Fanny, malgré son mal-être, s’accroche, enquête, elle s’attache même à commencer ce roman qu’elle sent pousser en elle depuis pas mal de temps. Les deux activités semblent étrangement se confondre, s’aider. La peinture sociale locale est aussi intéressante, avec ses notables, ses bourgeois, les commerçants, les paysans. Tout ce petit monde qui se farde, se contient ou se répand, évolue selon des traditions ataviques.

Ce roman est un aller-retour permanent entre passé et présent. Saint-Serein sous l’Occupation-Saint-Serein aujourd’hui. Au travers de ces deux visions d’un même village, apparaissent les évolutions et les changements… dans la continuité. Les langues sont toujours liées, il y a ce qui a été, est, sera peut-être puis ce qui se dit et ce qui se tait. Lorsque Fanny revient chez sa grand-mère, certains des protagonistes de la période 1940/1944 sont encore vivants, ils portent en eux leurs secrets et leurs fautes, comme un vieux cartable agrafé au dos… ou une étoile cousue à la veste.

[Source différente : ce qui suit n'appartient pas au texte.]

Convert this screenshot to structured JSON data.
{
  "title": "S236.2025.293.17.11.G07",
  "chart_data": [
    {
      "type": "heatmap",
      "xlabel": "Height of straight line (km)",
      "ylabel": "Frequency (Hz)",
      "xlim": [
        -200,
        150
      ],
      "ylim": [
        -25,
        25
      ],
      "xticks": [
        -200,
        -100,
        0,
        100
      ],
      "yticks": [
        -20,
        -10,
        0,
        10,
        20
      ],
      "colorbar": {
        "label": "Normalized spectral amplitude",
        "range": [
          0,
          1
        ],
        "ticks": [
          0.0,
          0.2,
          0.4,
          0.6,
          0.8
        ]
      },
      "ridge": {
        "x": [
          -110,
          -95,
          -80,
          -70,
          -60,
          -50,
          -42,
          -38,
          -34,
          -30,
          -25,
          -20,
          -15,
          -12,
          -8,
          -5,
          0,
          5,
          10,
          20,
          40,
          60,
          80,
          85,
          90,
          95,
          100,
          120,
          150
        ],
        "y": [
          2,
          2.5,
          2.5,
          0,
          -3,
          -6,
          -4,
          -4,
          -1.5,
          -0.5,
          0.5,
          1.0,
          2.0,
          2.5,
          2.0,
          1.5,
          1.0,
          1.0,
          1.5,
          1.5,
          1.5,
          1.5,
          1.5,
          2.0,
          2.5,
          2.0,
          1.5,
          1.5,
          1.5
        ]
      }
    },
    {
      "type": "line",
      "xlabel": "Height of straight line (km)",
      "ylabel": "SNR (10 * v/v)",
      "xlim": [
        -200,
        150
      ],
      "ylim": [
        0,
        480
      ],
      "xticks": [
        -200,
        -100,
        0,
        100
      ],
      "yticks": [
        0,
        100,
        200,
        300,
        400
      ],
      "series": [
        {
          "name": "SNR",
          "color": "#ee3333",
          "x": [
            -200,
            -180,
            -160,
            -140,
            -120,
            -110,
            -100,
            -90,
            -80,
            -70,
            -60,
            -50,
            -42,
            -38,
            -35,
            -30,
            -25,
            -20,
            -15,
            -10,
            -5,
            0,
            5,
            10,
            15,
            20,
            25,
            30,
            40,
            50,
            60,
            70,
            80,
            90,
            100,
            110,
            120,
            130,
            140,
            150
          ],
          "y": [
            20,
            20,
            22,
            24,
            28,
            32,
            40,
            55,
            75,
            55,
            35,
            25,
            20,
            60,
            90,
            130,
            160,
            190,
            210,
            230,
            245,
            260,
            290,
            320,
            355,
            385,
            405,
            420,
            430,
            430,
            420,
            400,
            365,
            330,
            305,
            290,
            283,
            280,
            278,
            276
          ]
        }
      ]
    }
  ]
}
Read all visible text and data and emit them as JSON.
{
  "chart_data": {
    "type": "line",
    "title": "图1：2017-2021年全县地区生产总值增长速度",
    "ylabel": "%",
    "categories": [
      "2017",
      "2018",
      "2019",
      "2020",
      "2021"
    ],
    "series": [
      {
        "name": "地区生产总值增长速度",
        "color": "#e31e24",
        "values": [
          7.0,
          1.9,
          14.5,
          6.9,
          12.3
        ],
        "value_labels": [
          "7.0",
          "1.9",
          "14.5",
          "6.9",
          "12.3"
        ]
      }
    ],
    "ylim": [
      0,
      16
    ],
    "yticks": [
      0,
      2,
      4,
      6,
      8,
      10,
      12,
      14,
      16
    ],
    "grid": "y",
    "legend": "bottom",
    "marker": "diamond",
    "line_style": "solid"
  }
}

Fanny Z c’est donc aussi une peinture très réussie d’un microcosme, avec ses hommes et ses femmes, et le portrait sensible et touchant d’une jeune femme qui va tenter de reconstruire son présent et son futur en trempant ses doigts dans le passé trouble.

Mené par une écriture inspirée festonnée de très beaux passages et de références en philosophie, littérature, peinture, ce roman m’a pris tout entier sans que jamais je ne croise l’ennui. Je n’ai plus qu’à me procurer le roman suivant de Josèphe Viallard, Ecrire Edith.

Seb.

Fanny Z, Josèphe Viallard, Les Ardents Editeurs, 191 p., 19€.